2. When the radiator receives the circularly polarized signal from the reflector, the third polarization splitter separates the circularly polarized signal and outputs third and fourth linearly polarized signals, When the third polarizer receives the third and fourth linearly polarized signals via the first and second rectangular waveguides, the third and fourth linearly polarized signals are combined and circularly polarized. 2.A signal according to claim 1, wherein the first polarization splitter separates the circular polarization signal and outputs first and second linear polarization signals. Antenna device.

3. The antenna device according to claim 2, wherein an elevation rotation member that receives rotation of the radiator and the reflector in the elevation direction is inserted in the first and second rectangular waveguides.

4. An azimuthal rotating member for receiving azimuthal rotation of the radiator and the reflecting mirror is inserted between the first polarization splitter and the second polarization splitter. Item 3. The antenna device according to item 3.

5. The antenna device according to claim 3, wherein the elevation angle rotation member is formed using a coaxial line type mouth-joint joint.
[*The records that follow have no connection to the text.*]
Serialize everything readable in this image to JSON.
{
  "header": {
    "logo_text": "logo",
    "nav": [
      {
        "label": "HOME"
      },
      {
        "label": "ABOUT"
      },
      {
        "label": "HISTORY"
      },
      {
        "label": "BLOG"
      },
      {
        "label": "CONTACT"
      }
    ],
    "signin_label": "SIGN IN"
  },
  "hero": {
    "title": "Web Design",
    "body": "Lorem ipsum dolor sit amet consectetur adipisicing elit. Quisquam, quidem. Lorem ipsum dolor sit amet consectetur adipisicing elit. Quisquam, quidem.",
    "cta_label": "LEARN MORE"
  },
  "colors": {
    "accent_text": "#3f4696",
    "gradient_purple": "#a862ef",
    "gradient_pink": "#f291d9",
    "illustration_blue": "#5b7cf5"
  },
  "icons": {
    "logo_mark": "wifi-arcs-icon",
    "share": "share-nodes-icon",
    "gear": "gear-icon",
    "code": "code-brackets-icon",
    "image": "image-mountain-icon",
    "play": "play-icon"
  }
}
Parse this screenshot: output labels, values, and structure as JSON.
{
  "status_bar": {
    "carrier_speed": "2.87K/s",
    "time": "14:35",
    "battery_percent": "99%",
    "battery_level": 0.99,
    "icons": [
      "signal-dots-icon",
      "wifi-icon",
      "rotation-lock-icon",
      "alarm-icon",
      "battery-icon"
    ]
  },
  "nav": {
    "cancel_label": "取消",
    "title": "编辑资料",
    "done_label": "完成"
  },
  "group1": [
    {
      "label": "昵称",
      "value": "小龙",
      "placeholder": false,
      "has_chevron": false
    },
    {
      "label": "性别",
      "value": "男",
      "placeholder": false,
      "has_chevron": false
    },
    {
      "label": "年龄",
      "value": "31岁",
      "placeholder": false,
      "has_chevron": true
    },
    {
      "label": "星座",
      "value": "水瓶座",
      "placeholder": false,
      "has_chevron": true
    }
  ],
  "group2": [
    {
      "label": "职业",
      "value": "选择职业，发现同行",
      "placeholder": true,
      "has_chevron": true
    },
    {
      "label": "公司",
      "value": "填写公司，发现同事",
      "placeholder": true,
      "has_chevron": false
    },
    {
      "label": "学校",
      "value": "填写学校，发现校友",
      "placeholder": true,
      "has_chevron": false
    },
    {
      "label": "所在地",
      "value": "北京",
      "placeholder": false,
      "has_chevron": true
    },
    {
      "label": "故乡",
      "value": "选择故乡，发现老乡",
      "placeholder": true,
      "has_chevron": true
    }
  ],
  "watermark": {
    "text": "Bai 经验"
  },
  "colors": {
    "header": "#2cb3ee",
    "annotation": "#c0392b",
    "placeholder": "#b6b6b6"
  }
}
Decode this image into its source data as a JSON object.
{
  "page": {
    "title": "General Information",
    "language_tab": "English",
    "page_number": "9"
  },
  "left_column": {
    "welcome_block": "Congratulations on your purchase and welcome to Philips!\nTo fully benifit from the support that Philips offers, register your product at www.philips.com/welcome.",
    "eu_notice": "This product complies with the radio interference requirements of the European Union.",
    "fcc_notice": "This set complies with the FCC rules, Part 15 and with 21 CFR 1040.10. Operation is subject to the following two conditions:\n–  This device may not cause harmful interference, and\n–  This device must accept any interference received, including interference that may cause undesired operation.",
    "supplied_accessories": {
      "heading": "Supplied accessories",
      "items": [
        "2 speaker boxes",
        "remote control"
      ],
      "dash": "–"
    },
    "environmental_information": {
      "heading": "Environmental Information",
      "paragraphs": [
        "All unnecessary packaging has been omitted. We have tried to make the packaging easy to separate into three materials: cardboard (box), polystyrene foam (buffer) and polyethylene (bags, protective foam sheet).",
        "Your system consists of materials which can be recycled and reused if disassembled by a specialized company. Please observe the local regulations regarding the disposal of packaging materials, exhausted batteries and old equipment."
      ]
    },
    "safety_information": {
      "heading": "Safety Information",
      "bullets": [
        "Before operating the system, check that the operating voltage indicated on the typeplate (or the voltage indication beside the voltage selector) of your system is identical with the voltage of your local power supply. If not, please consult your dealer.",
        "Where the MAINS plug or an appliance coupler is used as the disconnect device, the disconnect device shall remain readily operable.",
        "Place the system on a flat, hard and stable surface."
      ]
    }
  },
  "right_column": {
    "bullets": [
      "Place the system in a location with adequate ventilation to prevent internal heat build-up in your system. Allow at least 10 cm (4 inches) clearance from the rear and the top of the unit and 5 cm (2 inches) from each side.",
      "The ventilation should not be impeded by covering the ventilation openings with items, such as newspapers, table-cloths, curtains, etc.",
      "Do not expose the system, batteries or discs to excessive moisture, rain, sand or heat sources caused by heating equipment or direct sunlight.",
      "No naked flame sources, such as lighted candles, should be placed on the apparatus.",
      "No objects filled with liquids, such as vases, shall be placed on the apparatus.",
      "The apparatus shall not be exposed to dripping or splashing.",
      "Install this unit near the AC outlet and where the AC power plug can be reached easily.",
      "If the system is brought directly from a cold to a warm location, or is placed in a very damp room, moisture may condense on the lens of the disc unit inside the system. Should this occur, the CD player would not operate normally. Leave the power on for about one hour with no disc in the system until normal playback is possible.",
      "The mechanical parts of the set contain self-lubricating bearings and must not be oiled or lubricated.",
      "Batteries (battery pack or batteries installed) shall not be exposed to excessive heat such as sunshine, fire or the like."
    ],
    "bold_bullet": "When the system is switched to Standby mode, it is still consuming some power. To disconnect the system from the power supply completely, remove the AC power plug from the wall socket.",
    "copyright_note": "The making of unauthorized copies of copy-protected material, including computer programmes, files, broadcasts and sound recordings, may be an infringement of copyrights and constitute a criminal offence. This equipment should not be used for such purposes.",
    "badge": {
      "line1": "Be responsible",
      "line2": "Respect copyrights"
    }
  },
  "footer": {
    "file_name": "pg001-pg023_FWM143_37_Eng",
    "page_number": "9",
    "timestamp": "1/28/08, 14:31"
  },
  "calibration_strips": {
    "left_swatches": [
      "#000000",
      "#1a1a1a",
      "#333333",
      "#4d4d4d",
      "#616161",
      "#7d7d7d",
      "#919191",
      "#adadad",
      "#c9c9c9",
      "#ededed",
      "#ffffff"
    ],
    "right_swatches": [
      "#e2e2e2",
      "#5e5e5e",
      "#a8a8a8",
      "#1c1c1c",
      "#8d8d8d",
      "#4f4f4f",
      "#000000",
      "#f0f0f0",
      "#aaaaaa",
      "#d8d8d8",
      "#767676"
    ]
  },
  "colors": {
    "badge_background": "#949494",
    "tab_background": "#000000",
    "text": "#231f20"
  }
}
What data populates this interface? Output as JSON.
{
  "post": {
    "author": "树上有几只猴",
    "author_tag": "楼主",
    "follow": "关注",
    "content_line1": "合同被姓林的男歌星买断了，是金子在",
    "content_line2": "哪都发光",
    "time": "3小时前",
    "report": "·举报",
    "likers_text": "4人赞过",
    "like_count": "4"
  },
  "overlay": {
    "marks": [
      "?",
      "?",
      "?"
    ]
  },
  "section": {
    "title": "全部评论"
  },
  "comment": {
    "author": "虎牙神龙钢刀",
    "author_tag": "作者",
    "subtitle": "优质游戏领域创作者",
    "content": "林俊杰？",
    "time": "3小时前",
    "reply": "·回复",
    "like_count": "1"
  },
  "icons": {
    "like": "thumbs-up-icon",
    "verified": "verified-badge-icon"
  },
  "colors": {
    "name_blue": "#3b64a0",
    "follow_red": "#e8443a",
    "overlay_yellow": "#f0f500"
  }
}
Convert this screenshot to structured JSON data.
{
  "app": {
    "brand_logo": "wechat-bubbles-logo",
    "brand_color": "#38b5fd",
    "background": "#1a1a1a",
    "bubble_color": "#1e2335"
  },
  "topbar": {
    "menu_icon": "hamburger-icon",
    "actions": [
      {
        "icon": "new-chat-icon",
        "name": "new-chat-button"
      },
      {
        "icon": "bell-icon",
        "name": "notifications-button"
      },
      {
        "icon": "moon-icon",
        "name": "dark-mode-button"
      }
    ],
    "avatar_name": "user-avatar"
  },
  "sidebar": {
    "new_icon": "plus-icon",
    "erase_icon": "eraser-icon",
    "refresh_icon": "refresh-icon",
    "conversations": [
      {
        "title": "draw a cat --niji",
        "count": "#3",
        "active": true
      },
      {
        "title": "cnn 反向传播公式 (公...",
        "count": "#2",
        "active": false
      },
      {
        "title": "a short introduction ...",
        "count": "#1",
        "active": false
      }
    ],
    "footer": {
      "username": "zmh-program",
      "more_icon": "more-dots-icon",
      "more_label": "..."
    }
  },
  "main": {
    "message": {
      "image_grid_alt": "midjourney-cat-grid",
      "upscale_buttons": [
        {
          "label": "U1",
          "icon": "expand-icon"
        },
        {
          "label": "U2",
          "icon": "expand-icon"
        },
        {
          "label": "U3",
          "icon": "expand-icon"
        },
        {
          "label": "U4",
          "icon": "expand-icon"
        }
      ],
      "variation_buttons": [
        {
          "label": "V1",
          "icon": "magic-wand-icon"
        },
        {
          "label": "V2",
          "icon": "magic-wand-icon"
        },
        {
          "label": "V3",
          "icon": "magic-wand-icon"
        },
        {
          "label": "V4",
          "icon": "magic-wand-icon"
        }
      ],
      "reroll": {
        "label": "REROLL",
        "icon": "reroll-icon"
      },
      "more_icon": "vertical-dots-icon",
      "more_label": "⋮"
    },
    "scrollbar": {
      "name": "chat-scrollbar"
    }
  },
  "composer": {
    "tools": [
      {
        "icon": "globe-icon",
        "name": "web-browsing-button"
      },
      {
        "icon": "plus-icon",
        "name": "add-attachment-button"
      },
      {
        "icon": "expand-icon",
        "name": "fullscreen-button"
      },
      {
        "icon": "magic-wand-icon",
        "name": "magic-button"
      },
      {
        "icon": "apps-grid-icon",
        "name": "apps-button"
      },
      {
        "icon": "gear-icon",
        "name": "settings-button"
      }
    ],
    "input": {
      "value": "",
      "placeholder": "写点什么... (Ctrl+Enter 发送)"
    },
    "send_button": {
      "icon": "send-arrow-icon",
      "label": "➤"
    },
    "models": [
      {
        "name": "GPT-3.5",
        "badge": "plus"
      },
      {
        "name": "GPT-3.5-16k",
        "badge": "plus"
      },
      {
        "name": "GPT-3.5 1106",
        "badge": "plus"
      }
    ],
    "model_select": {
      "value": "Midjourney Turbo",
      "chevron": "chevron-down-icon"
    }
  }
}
6. When a circularly polarized signal is input, the polarizer splits the horizontally polarized electric wave of the circularly polarized signal in the first horizontally symmetrical direction, and the vertical polarized wave of the circularly polarized signal. A radio wave branching means for branching the radio wave of the wave in the second horizontal symmetry direction, and the water branched by the radio wave branching means for transmitting one radio wave and the other of the horizontally polarized waves for propagation. A first radio wave propagating means for synthesizing radio waves and outputting a linearly polarized signal; and transmitting one of the vertically polarized radio waves branched by the radio wave branching means and the other of the vertically polarized waves. 2. The antenna device according to claim 1, further comprising second radio wave propagation means for transmitting a radio wave and combining the two radio waves to output a linearly polarized signal.

7. The antenna device according to claim 2, wherein a high-frequency module for amplifying the linearly polarized signal is inserted in the first and second rectangular waveguides.

8. The high-frequency module amplifies the linearly polarized signal output from the third polarization demultiplexer and outputs the amplified signal to the second polarization demultiplexer, and the output from the second polarization demultiplexer. Passing through the third linear demultiplexer, 8. The antenna device according to claim 7, wherein the antenna device includes a road.

9. The antenna device according to claim 2, wherein input / output means for inputting / outputting the first and second linearly polarized signals to / from the first polarization splitter is provided. . ,

10. The antenna device according to claim 3, wherein the reflecting mirror has a rectangular opening whose dimension in the elevation axis direction is longer than the dimension in the direction perpendicular to the elevation axis.